I gave little thought to All God’s Creatures over the next few years. But as the forces of political correctness gathered, I couldn’t help seeing parallels with some of the new movements that were sweeping the world. Suppose the All God’s Creatures creed actually was widely accepted and anyone who disagreed with it was cancelled: how, I wondered, might that come about? So I set to work on the story of Ben Fairweather, the editor of a religious magazine called Cathedral which is taken over by All God’s Creatures. As a result, Ben finds himself thrown into a world of Russian spies, art forgery and murder.

Ben’s experiences were based partly on my own. Like him, I’d worked on magazines turned upside down by mad directives from above. Like him, I’d mourned the death of a dog and speculated on whether animals go to heaven – the inspiration for a Cathedral article which draws the attention of predatory forces. And though, unlike him, I lack the skill to pursue a second career as a nightclub pianist, it’s something I’ve occasionally fantasised about.

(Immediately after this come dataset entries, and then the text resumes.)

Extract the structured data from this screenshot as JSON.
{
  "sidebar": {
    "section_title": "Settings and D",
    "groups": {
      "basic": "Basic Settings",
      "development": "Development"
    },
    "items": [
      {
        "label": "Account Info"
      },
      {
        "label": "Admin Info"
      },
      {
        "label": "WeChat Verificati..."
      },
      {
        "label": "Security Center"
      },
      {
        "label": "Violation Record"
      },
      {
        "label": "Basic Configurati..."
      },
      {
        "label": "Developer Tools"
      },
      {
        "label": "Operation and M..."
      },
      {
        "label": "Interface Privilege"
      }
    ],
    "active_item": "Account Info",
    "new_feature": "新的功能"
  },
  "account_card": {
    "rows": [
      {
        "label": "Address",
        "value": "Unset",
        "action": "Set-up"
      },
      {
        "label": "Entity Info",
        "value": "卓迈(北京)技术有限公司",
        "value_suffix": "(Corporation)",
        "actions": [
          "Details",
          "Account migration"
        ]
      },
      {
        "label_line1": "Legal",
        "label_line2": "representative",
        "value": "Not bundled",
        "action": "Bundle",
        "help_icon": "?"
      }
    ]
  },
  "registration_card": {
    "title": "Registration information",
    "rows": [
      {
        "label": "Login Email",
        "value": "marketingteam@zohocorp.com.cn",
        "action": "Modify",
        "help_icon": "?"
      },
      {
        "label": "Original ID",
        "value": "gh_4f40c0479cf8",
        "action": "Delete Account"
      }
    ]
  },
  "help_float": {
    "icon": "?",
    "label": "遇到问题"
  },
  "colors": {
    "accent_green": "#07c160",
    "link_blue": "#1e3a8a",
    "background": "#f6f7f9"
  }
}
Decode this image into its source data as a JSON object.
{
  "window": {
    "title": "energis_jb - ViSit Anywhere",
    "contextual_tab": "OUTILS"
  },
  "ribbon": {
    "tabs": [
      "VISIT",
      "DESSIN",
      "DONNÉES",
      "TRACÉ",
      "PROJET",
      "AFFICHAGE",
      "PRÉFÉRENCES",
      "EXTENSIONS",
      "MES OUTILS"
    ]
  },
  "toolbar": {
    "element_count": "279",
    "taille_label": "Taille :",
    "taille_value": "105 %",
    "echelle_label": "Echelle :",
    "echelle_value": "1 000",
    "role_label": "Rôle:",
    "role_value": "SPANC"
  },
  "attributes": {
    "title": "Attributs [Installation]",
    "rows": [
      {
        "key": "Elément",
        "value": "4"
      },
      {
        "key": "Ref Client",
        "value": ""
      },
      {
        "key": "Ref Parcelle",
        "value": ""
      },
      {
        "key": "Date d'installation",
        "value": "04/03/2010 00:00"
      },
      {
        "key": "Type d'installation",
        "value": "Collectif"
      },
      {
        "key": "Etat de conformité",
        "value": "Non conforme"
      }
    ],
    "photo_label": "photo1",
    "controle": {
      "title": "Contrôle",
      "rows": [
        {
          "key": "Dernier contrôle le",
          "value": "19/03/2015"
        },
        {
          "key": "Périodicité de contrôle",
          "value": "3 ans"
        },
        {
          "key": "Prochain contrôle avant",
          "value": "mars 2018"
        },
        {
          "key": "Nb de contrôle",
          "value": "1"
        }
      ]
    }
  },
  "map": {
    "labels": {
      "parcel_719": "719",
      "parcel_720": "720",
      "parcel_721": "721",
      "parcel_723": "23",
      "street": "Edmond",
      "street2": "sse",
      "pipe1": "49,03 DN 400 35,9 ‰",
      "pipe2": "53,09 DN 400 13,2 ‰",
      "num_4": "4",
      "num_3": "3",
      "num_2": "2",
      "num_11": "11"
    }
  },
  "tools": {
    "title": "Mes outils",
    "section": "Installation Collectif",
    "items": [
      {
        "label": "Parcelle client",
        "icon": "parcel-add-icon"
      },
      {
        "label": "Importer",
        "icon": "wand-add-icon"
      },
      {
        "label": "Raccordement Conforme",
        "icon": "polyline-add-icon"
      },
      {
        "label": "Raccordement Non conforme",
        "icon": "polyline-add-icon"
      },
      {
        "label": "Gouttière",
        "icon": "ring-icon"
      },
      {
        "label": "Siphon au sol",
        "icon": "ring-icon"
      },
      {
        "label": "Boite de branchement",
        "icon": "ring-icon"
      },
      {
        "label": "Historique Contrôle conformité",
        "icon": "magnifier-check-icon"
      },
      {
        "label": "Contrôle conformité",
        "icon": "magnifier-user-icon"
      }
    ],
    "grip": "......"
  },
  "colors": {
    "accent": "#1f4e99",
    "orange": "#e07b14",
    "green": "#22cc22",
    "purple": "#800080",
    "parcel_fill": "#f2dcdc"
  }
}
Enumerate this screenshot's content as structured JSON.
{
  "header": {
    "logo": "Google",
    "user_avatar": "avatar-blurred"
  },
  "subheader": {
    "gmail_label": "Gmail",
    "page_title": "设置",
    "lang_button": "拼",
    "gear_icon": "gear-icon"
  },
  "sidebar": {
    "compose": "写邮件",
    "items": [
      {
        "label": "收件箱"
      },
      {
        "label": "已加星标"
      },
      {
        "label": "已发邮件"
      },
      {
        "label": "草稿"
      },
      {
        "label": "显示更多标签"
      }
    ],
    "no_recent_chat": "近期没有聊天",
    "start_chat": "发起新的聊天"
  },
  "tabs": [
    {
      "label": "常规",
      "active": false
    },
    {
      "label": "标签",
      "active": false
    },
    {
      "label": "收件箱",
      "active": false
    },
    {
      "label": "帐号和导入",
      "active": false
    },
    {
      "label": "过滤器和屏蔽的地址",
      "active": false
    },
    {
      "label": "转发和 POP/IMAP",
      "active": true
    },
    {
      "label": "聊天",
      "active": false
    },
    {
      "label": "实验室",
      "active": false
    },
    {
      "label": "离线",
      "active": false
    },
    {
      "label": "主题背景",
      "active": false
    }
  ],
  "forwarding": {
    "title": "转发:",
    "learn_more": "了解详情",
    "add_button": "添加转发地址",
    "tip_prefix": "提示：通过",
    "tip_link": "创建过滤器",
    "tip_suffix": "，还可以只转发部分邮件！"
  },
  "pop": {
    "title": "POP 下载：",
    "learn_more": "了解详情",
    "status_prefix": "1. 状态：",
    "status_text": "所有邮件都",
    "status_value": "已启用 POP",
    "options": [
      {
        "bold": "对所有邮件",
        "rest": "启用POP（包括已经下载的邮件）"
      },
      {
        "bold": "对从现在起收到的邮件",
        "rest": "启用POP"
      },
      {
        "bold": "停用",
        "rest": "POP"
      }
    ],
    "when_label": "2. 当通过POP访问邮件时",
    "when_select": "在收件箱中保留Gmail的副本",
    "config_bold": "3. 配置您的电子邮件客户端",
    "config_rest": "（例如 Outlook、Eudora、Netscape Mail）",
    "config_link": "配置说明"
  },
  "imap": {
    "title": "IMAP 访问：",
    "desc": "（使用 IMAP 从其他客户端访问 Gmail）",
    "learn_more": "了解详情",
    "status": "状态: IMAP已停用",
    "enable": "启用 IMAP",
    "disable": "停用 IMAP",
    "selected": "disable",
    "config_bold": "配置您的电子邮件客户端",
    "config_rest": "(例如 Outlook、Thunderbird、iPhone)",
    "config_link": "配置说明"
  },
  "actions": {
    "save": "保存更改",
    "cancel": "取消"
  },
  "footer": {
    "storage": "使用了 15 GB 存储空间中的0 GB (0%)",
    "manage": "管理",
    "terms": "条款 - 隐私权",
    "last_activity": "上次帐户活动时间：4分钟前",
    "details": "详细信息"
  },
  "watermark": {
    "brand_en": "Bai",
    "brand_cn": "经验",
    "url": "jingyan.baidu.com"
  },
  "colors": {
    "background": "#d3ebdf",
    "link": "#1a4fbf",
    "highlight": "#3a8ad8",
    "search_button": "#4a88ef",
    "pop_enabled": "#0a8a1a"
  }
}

In its original form All God’s Creatures was – at 39,000 words – very short: too short.  How could I make it more substantial? As the plot involved a forged painting, I hit on the idea of a back story for it: who had painted it and why. It happened that my wife and I had made several visits to St Ives so that she could study at its art school; while we were there, a local friend mentioned that people in witness-protection schemes were often settled in Cornwall because it was so far from London. So Kevin Murphy, a former gang member who discovers a gift for painting, joined the cast of characters. Weaving his story into the existing narrative was far from easy, but added to the richness of the novel.

Satire, like much of fiction, is a way of taking revenge on an unsatisfactory world, and in writing it I’m spurred on by things that annoy me. The targets in All God’s Creatures include Russian oligarchs, art curators and pretentious language. The novel’s main purpose, however, was to explore the way that fanatics can take reasonable ideas and push them to insane extremes. I hope that readers will find it thought-provoking as well as funny and exciting.